Canarium acutifolium is a species of plant in the family Burseraceae, native to eastern Malesia, Papuasia and Queensland.

==Description==
It is a large tree up 40 m high and a trunk diameter of up to 70 cm. The bark is grey or brown with lenticels arranged vertically. The large compound leaves, which may reach 60 cm in length (including the petiole), are arranged spirally on the branches. They have 4–6 pairs of leaflets plus a terminal leaflet. The petiole is swollen at the base and there are two quite large, linear stipules about 2 cm long which are shed after a short time.

The leaflets are glossy dark green above and dull green below; they are held on petiolules about 5–15 mm long (45 mm for the terminal leaflet) with pulvini at both ends. The leaflets measure up to 30 cm long and 12 cm wide and have between 15 and 17 pairs of lateral veins. The veins are pale yellow or cream, a striking contrast against the dark green of the blade, and are raised on both the upper and lower surfaces.
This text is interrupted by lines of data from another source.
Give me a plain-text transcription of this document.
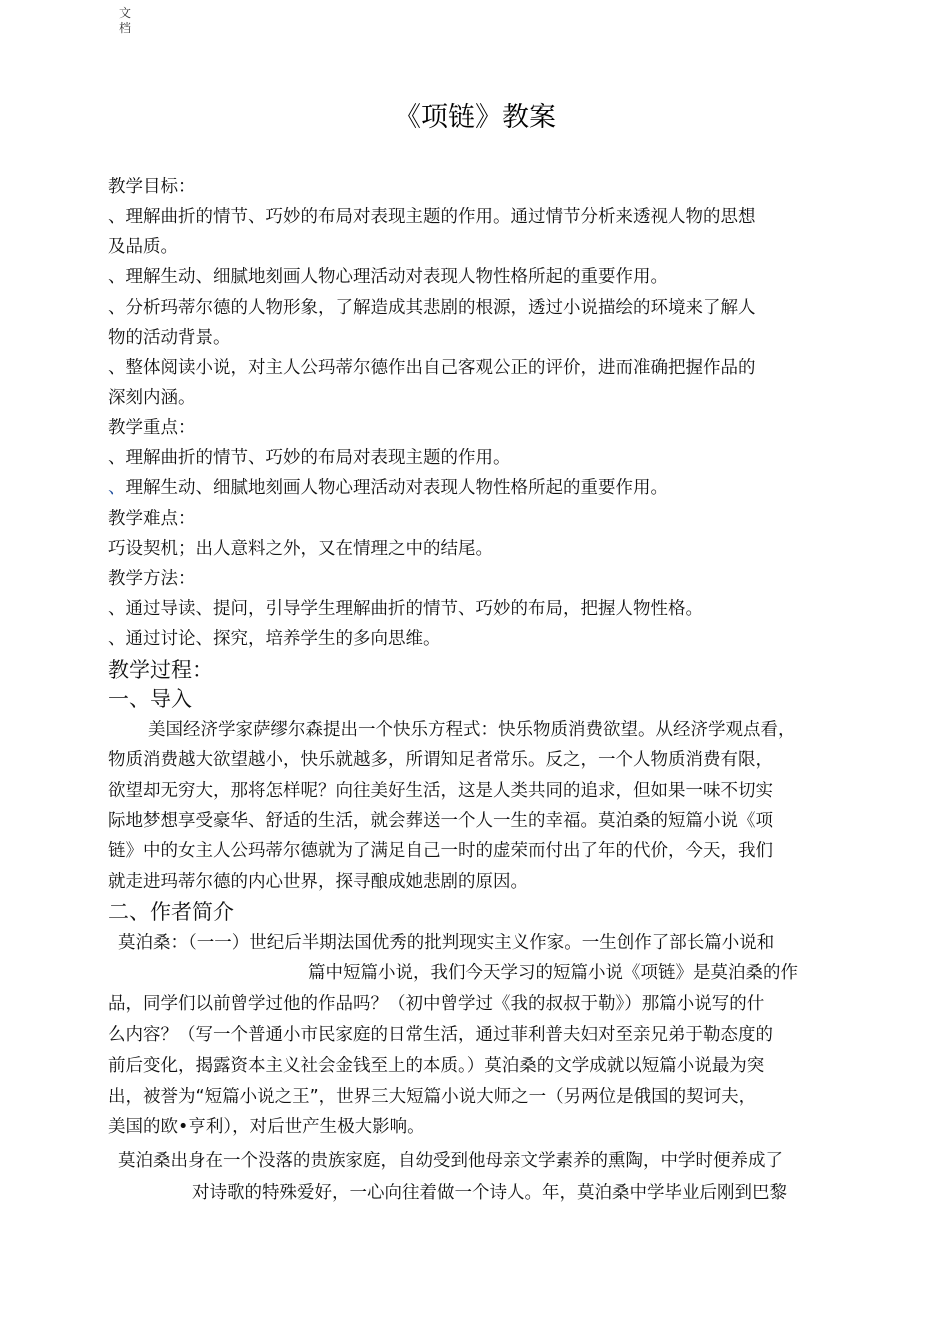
文档
《项链》教案
教学目标：
、理解曲折的情节、巧妙的布局对表现主题的作用。通过情节分析来透视人物的思想
及品质。
、理解生动、细腻地刻画人物心理活动对表现人物性格所起的重要作用。
、分析玛蒂尔德的人物形象，了解造成其悲剧的根源，透过小说描绘的环境来了解人
物的活动背景。
、整体阅读小说，对主人公玛蒂尔德作出自己客观公正的评价，进而准确把握作品的
深刻内涵。
教学重点：
、理解曲折的情节、巧妙的布局对表现主题的作用。
、理解生动、细腻地刻画人物心理活动对表现人物性格所起的重要作用。
教学难点：
巧设契机；出人意料之外，又在情理之中的结尾。
教学方法：
、通过导读、提问，引导学生理解曲折的情节、巧妙的布局，把握人物性格。
、通过讨论、探究，培养学生的多向思维。
教学过程：
一、导入
美国经济学家萨缪尔森提出一个快乐方程式：快乐物质消费欲望。从经济学观点看，
物质消费越大欲望越小，快乐就越多，所谓知足者常乐。反之，一个人物质消费有限，
欲望却无穷大，那将怎样呢？向往美好生活，这是人类共同的追求，但如果一味不切实
际地梦想享受豪华、舒适的生活，就会葬送一个人一生的幸福。莫泊桑的短篇小说《项
链》中的女主人公玛蒂尔德就为了满足自己一时的虚荣而付出了年的代价，今天，我们
就走进玛蒂尔德的内心世界，探寻酿成她悲剧的原因。
二、作者简介
莫泊桑：（一一）世纪后半期法国优秀的批判现实主义作家。一生创作了部长篇小说和
篇中短篇小说，我们今天学习的短篇小说《项链》是莫泊桑的作
品，同学们以前曾学过他的作品吗？（初中曾学过《我的叔叔于勒》）那篇小说写的什
么内容？（写一个普通小市民家庭的日常生活，通过菲利普夫妇对至亲兄弟于勒态度的
前后变化，揭露资本主义社会金钱至上的本质。）莫泊桑的文学成就以短篇小说最为突
出，被誉为“短篇小说之王”，世界三大短篇小说大师之一（另两位是俄国的契诃夫，
美国的欧•亨利），对后世产生极大影响。
莫泊桑出身在一个没落的贵族家庭，自幼受到他母亲文学素养的熏陶，中学时便养成了
对诗歌的特殊爱好，一心向往着做一个诗人。年，莫泊桑中学毕业后刚到巴黎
This species is dioecious, meaning that male and female flowers are borne on separate plants. The inflorescences are panicles produced in the . Flowers are very small with three pale petals about 3 mm long. The fruit is a blue ellipsoid drupe about 15 mm long containing a single seed.

==Taxonomy==
In 1917 botanist Elmer D. Merrill was the first to formally describe this species, based on de Candolle's 1825 name Marignia acutifolia which was in turn based on Rumphius's earlier description from Ambon Island, in the Maluku Islands. Merrill also based his description on a 1913 type specimen collection from Ambon by Robinson to represent Rumphius's description and on other synonymous names described in between these times.
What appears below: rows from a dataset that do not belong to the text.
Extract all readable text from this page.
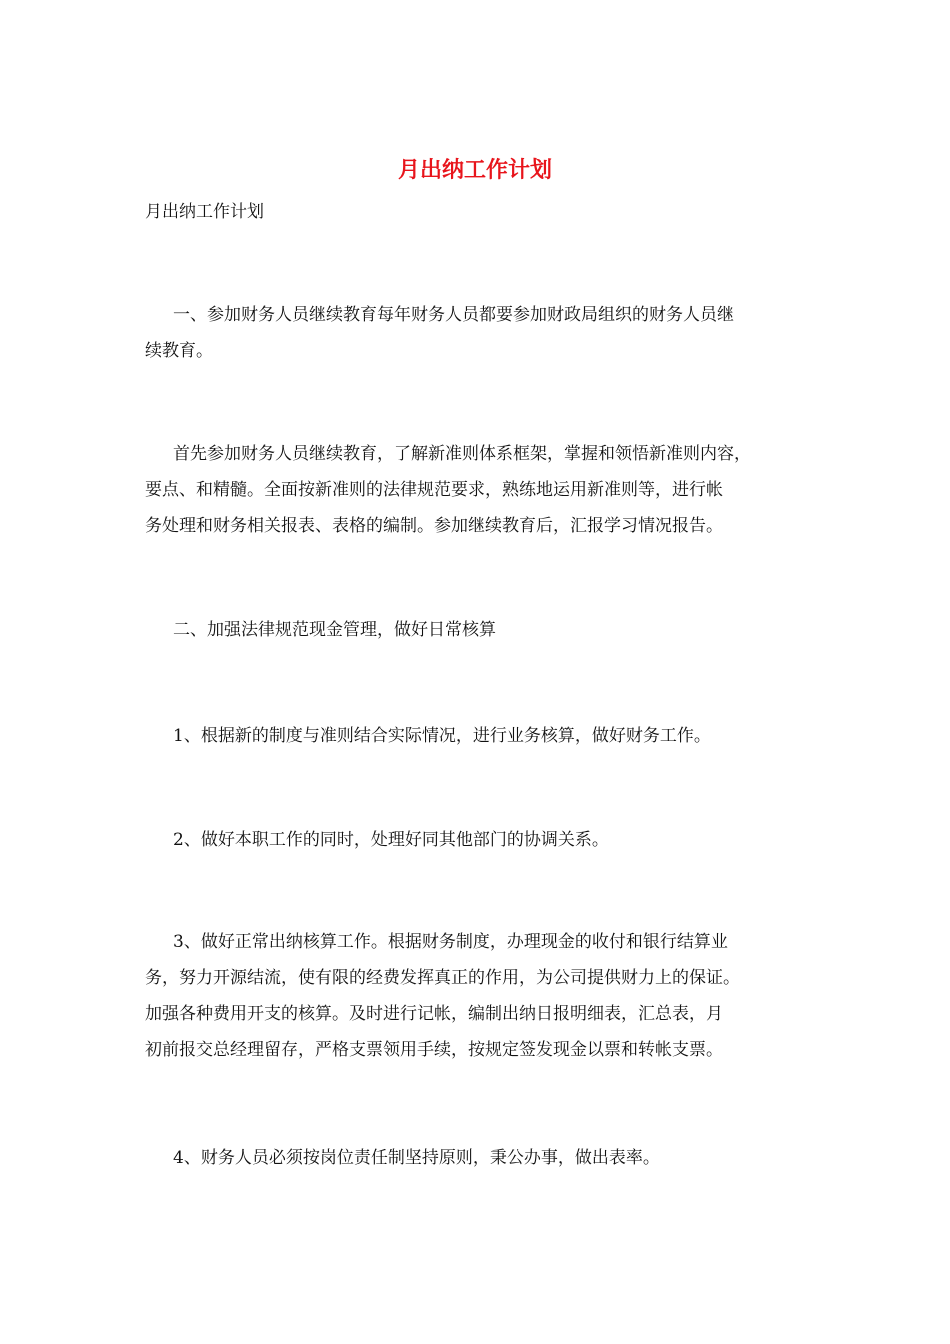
月出纳工作计划
月出纳工作计划
一、参加财务人员继续教育每年财务人员都要参加财政局组织的财务人员继
续教育。
首先参加财务人员继续教育，了解新准则体系框架，掌握和领悟新准则内容，
要点、和精髓。全面按新准则的法律规范要求，熟练地运用新准则等，进行帐
务处理和财务相关报表、表格的编制。参加继续教育后，汇报学习情况报告。
二、加强法律规范现金管理，做好日常核算
1、根据新的制度与准则结合实际情况，进行业务核算，做好财务工作。
2、做好本职工作的同时，处理好同其他部门的协调关系。
3、做好正常出纳核算工作。根据财务制度，办理现金的收付和银行结算业
务，努力开源结流，使有限的经费发挥真正的作用，为公司提供财力上的保证。
加强各种费用开支的核算。及时进行记帐，编制出纳日报明细表，汇总表，月
初前报交总经理留存，严格支票领用手续，按规定签发现金以票和转帐支票。
4、财务人员必须按岗位责任制坚持原则，秉公办事，做出表率。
The species has four recognised varieties, three have descriptions in Flora Malesiana and more recently in 2000 botanist Wayne Takeuchi described a new fourth variety of isolated known occurrence in New Guinea:
- C. acutifolium var. acutifolium — New Guinea, Moluccas, New Britain, New Ireland, Bougainville, lowland Wet Tropics NE. Qld Australia
– differs from the other three varieties in flowers having 3 stamens instead of 6.
- C. acutifolium var. aemulans — New Britain, NE. New Guinea
- C. acutifolium var. celebicum — central Sulawesi
- C. acutifolium var. pioriverensis — known only from lowland forest in the Crater Mt. area of New Guinea

In Australia, C. acutifolium var. acutifolium grows naturally below about 100 m altitude in the scarce remaining lowland rainforests of the Wet Tropics region of north-eastern Queensland. These only known natural populations of the species in the nation have obtained the national and Qld governments' "vulnerable" species conservation status.